Das dreckige Business mit den Kämpfer-Datenbanken!

Im MMA-Bereich gibt es weniger als eine Handvoll seriöser Datenbanken, die nahezu alle relevanten Fights auflisten und somit ein umfassendes Profil für jeden aktiven MMA-Kämpfer der Welt erstellen. Dies ist grundsätzlich eine tolle Sache, besteht die Chance, sich mit einer tollen Bilanz weltweite Aufmerksamkeit zu holen (Bild via Kerkhof).

Diese Datenbanken entscheiden über Karrieren und der Einstufung in Rankings. Gute Bilanzen sind der Schlüssel zu großen Fights. Dies liegt mitunter auch an der Schnelllebigkeit des MMA-Sports. Matchmaker haben oft nur kurz Zeit die Profile durchzugehen. Schlechte Statistiken landen dann bildlich betrachtet schnell im Müll.

Die Ergebnisse werden übrigens bei den seriösen Seiten von den Veranstaltern übermittelt. Hierzu sind Videos und weitere Nachweise offenzulegen und genaue Formvorschriften einzuhalten.

Trotz der sehr gewissenhaften Arbeit der Macher der Datenbanken – wir möchten den Betreibern keinerlei Vorwürfe machen und bewundern deren Arbeit - öffnet diese Reduzierung auf Statistiken Tür und Tor für Unstimmigkeiten aller Art. Natürlich steckt oftmals keine Absicht dahinter, in einigen Fällen vermutlich allerdings schon.

Drei Probleme hieraus möchten wir euch nun gerne beschreiben. Wir werden bewusst auf Namen und Beispiele verzichten, da wir keine Abmahnungen riskieren möchten, das Thema ist brandheiß.
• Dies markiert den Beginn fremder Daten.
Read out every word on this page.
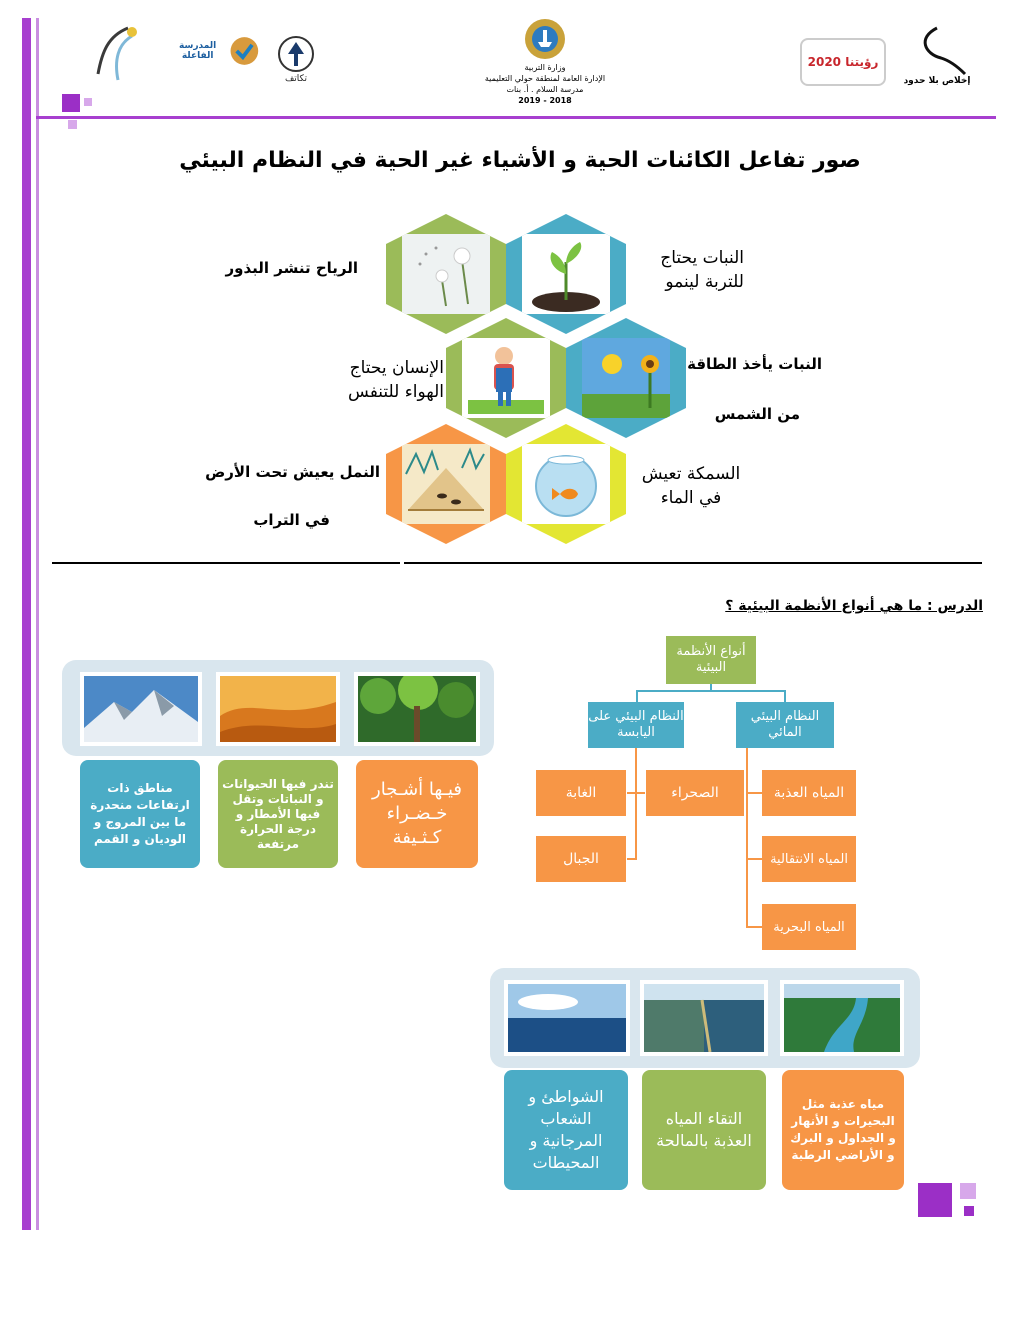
المدرسة الفاعلة
تكاتف
وزارة التربية
الإدارة العامة لمنطقة حولي التعليمية
مدرسة السلام . أ. بنات
2018 - 2019
رؤيتنا 2020
إخلاص بلا حدود
صور تفاعل الكائنات الحية و الأشياء غير الحية في النظام البيئي
النبات يحتاج للتربة لينمو
الرياح تنشر البذور
النبات يأخذ الطاقة
من الشمس
الإنسان يحتاج الهواء للتنفس
السمكة تعيش في الماء
النمل يعيش تحت الأرض
في التراب
الدرس : ما هي أنواع الأنظمة البيئية ؟
أنواع الأنظمة البيئية
النظام البيئي على اليابسة
النظام البيئي المائي
الغابة	الصحراء
الجبال
المياه العذبة
المياه الانتقالية
المياه البحرية
مناطق ذات ارتفاعات منحدرة ما بين المروج و الوديان و القمم
تندر فيها الحيوانات و النباتات وتقل فيها الأمطار و درجة الحرارة مرتفعة
فيـها أشـجار خـضـراء كـثـيفة
الشواطئ و الشعاب المرجانية و المحيطات
التقاء المياه العذبة بالمالحة
مياه عذبة مثل البحيرات و الأنهار و الجداول و البرك و الأراضي الرطبة
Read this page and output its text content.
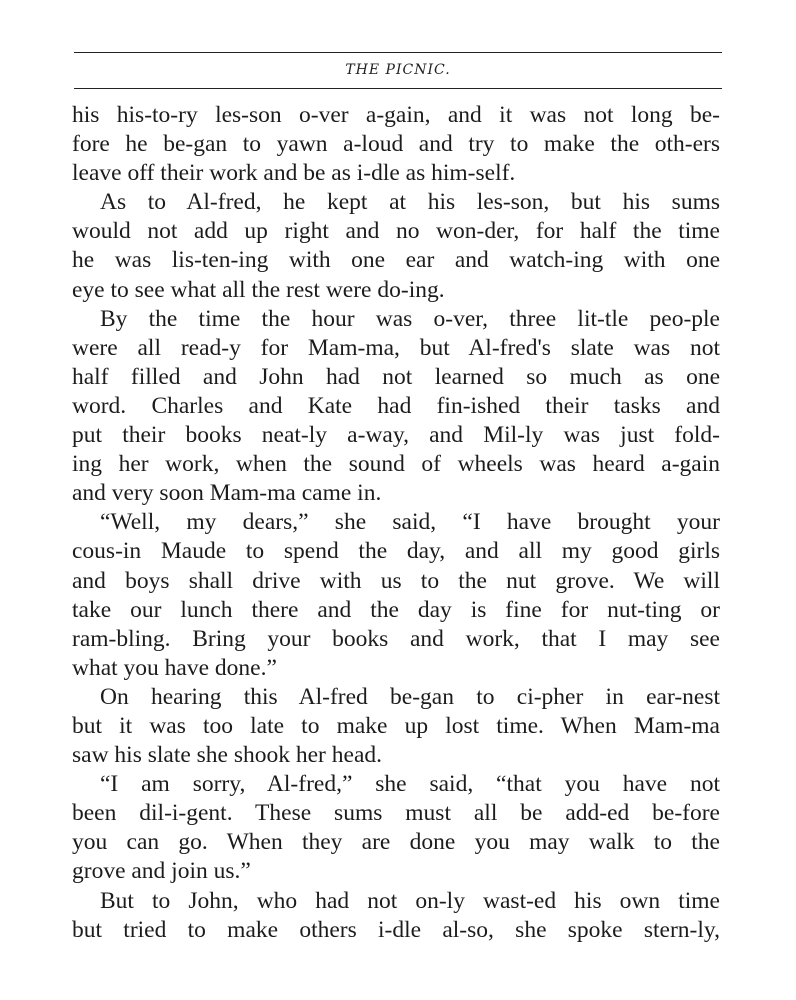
THE PICNIC.
his his-to-ry les-son o-ver a-gain, and it was not long be-
fore he be-gan to yawn a-loud and try to make the oth-ers
leave off their work and be as i-dle as him-self.
As to Al-fred, he kept at his les-son, but his sums
would not add up right and no won-der, for half the time
he was lis-ten-ing with one ear and watch-ing with one
eye to see what all the rest were do-ing.
By the time the hour was o-ver, three lit-tle peo-ple
were all read-y for Mam-ma, but Al-fred's slate was not
half filled and John had not learned so much as one
word. Charles and Kate had fin-ished their tasks and
put their books neat-ly a-way, and Mil-ly was just fold-
ing her work, when the sound of wheels was heard a-gain
and very soon Mam-ma came in.
“Well, my dears,” she said, “I have brought your
cous-in Maude to spend the day, and all my good girls
and boys shall drive with us to the nut grove. We will
take our lunch there and the day is fine for nut-ting or
ram-bling. Bring your books and work, that I may see
what you have done.”
On hearing this Al-fred be-gan to ci-pher in ear-nest
but it was too late to make up lost time. When Mam-ma
saw his slate she shook her head.
“I am sorry, Al-fred,” she said, “that you have not
been dil-i-gent. These sums must all be add-ed be-fore
you can go. When they are done you may walk to the
grove and join us.”
But to John, who had not on-ly wast-ed his own time
but tried to make others i-dle al-so, she spoke stern-ly,
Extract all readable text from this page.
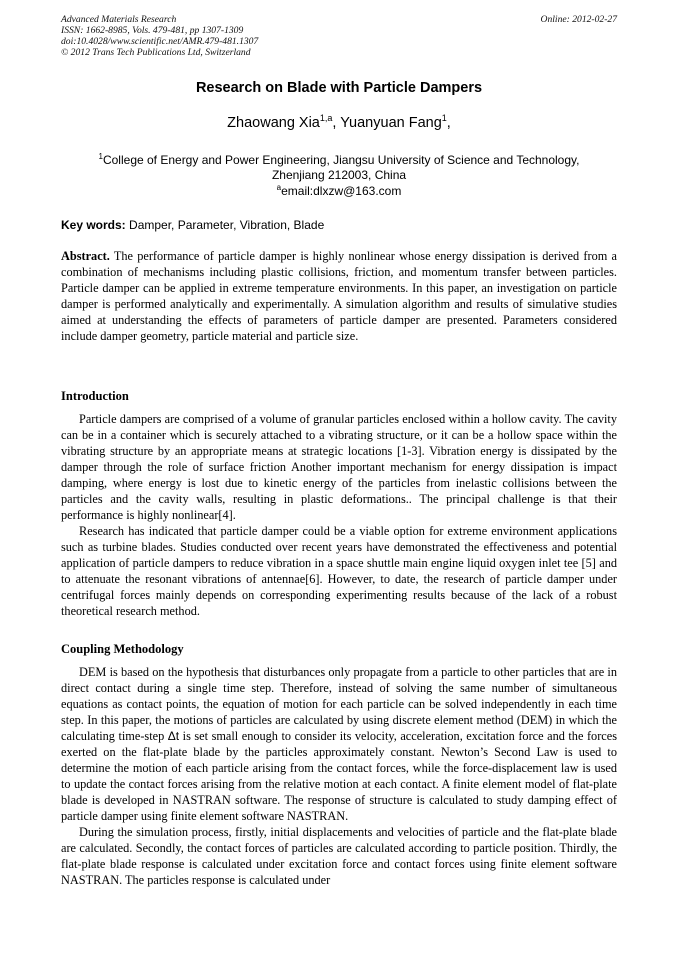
Advanced Materials Research
ISSN: 1662-8985, Vols. 479-481, pp 1307-1309
doi:10.4028/www.scientific.net/AMR.479-481.1307
© 2012 Trans Tech Publications Ltd, Switzerland
Online: 2012-02-27
Research on Blade with Particle Dampers
Zhaowang Xia$^{1,a}$, Yuanyuan Fang$^1$,
$^1$College of Energy and Power Engineering, Jiangsu University of Science and Technology,
Zhenjiang 212003, China
$^a$email:dlxzw@163.com
Key words: Damper, Parameter, Vibration, Blade

Abstract. The performance of particle damper is highly nonlinear whose energy dissipation is derived from a combination of mechanisms including plastic collisions, friction, and momentum transfer between particles. Particle damper can be applied in extreme temperature environments. In this paper, an investigation on particle damper is performed analytically and experimentally. A simulation algorithm and results of simulative studies aimed at understanding the effects of parameters of particle damper are presented. Parameters considered include damper geometry, particle material and particle size.

Introduction

Particle dampers are comprised of a volume of granular particles enclosed within a hollow cavity. The cavity can be in a container which is securely attached to a vibrating structure, or it can be a hollow space within the vibrating structure by an appropriate means at strategic locations [1-3]. Vibration energy is dissipated by the damper through the role of surface friction Another important mechanism for energy dissipation is impact damping, where energy is lost due to kinetic energy of the particles from inelastic collisions between the particles and the cavity walls, resulting in plastic deformations.. The principal challenge is that their performance is highly nonlinear[4].

Research has indicated that particle damper could be a viable option for extreme environment applications such as turbine blades. Studies conducted over recent years have demonstrated the effectiveness and potential application of particle dampers to reduce vibration in a space shuttle main engine liquid oxygen inlet tee [5] and to attenuate the resonant vibrations of antennae[6]. However, to date, the research of particle damper under centrifugal forces mainly depends on corresponding experimenting results because of the lack of a robust theoretical research method.

Coupling Methodology

DEM is based on the hypothesis that disturbances only propagate from a particle to other particles that are in direct contact during a single time step. Therefore, instead of solving the same number of simultaneous equations as contact points, the equation of motion for each particle can be solved independently in each time step. In this paper, the motions of particles are calculated by using discrete element method (DEM) in which the calculating time-step Δt is set small enough to consider its velocity, acceleration, excitation force and the forces exerted on the flat-plate blade by the particles approximately constant. Newton’s Second Law is used to determine the motion of each particle arising from the contact forces, while the force-displacement law is used to update the contact forces arising from the relative motion at each contact. A finite element model of flat-plate blade is developed in NASTRAN software. The response of structure is calculated to study damping effect of particle damper using finite element software NASTRAN.

During the simulation process, firstly, initial displacements and velocities of particle and the flat-plate blade are calculated. Secondly, the contact forces of particles are calculated according to particle position. Thirdly, the flat-plate blade response is calculated under excitation force and contact forces using finite element software NASTRAN. The particles response is calculated under
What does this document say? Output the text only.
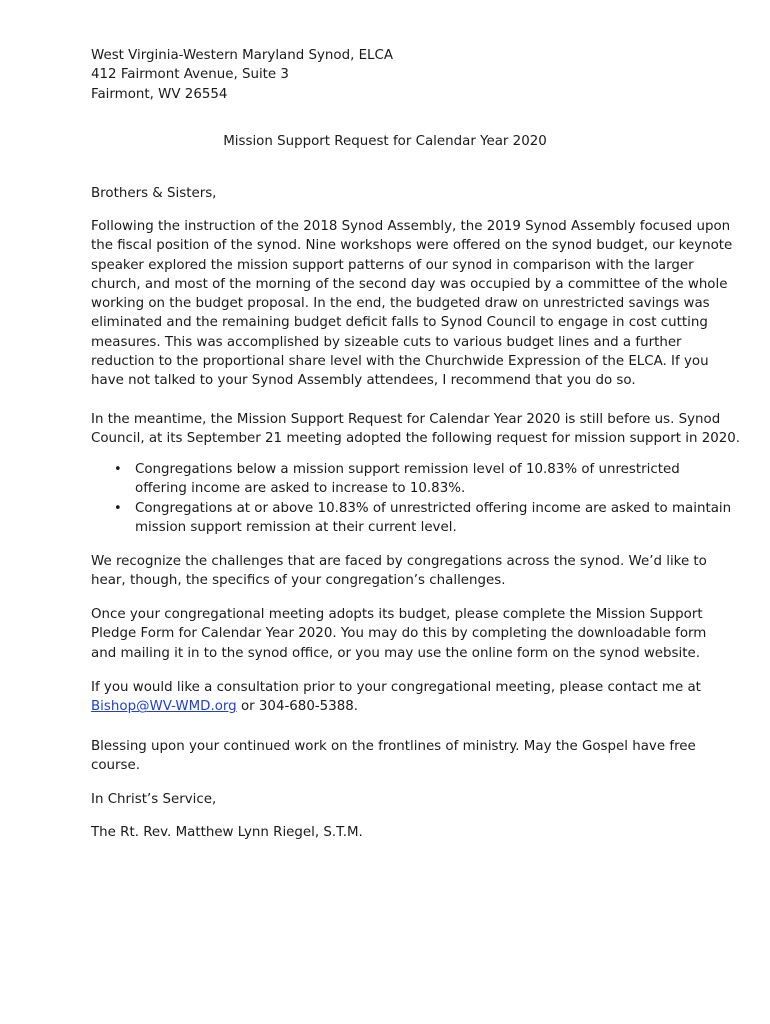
West Virginia-Western Maryland Synod, ELCA
412 Fairmont Avenue, Suite 3
Fairmont, WV 26554
Mission Support Request for Calendar Year 2020
Brothers & Sisters,
Following the instruction of the 2018 Synod Assembly, the 2019 Synod Assembly focused upon
the fiscal position of the synod. Nine workshops were offered on the synod budget, our keynote
speaker explored the mission support patterns of our synod in comparison with the larger
church, and most of the morning of the second day was occupied by a committee of the whole
working on the budget proposal. In the end, the budgeted draw on unrestricted savings was
eliminated and the remaining budget deficit falls to Synod Council to engage in cost cutting
measures. This was accomplished by sizeable cuts to various budget lines and a further
reduction to the proportional share level with the Churchwide Expression of the ELCA. If you
have not talked to your Synod Assembly attendees, I recommend that you do so.
In the meantime, the Mission Support Request for Calendar Year 2020 is still before us. Synod
Council, at its September 21 meeting adopted the following request for mission support in 2020.
• Congregations below a mission support remission level of 10.83% of unrestricted
offering income are asked to increase to 10.83%.
• Congregations at or above 10.83% of unrestricted offering income are asked to maintain
mission support remission at their current level.
We recognize the challenges that are faced by congregations across the synod. We’d like to
hear, though, the specifics of your congregation’s challenges.
Once your congregational meeting adopts its budget, please complete the Mission Support
Pledge Form for Calendar Year 2020. You may do this by completing the downloadable form
and mailing it in to the synod office, or you may use the online form on the synod website.
If you would like a consultation prior to your congregational meeting, please contact me at
Bishop@WV-WMD.org or 304-680-5388.
Blessing upon your continued work on the frontlines of ministry. May the Gospel have free
course.
In Christ’s Service,
The Rt. Rev. Matthew Lynn Riegel, S.T.M.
Kämpfer sind unter verschiedenen Namen zu finden

Oftmals findet man mehrere Profile zu Fightern. In einigen Fällen ist eines dann ein Älteres mit einigen Niederlagen und ein Neues mit einem positiven Rekord. Da man den Kämpfer vorwiegend mit seinem neuen Namen kennt, sind die Niederlagen dadurch vergessen. Möglich ist jedoch auch, dass der Veranstalter falsch gemeldet hat, hier ist dann vom ihm nachzuarbeiten, auch wenn es Jahre zurückliegt.  

Kämpfer holen sich unverhältnismäßige Aufbausiege

Sieht man eine Masse von Siegen im Rekord gegen Debütanten oder Kämpfer mit einer Negativbilanz, muss man hellhörig werden. Ob der Gegner nun wirklich so schlecht war oder einfach freiwillig aufgegeben hat, ist schwer zu unterscheiden. Sicher ist allerdings, es ist in beiden Fällen äußerst unsportlich. Noch dazu, wenn der Fighter sonst keinen einzigen vernünftigen Sieg im Rekord hat, durch die Aufbausiege aber letzten Endes mit einer ansprechenden Bilanz dasteht.  

Waren es wirklich Pro-Kämpfe?

Es finden sich auf einmal Kämpfe in Datenbanken von Events Ende der 90er die nachgetragen wurden. Ob dies nun wirklich MMA-Pro-Fights waren oder eher artverwandte Fights, ist nicht mehr nachzuprüfen, da öffentliches Videomaterial oftmals fehlt. Auch gibt es Beispiele bei denen mit dem Veranstalter ein Amateur-Kampf ausgemacht wurde, dieser aber am Ende als Pro listet. In ganz extremen Fällen handelt es sich um ganz andere Sportarten wie Kick- oder Thaiboxen.

Für die Laien gibt es eine Hilfestellung, mit welcher man schnell sehen kann, wie gut ein Fighter ist. Klickt einfach die Datenbanken durch und seht nach, wie viele Siege gegen Gegner mit Positivbilanz zu finden sind.

Die Insider sollten sich hingegen schnell überlegen, wie man Abhilfe schaffen kann. Die deutsche Szene bräuchte unserer Meinung nach dringend ein Quality Gate, um sicherzustellen, dass hier nicht unsauber gearbeitet wird. Kämpfer schieben sich nämlich so nach vorne und verbauen anderen Fightern die Chance. Und sogar Trainer machen sich durch vergangene Siege größer als sie sind und werben anderen Schulen ggf. Kämpfer ab.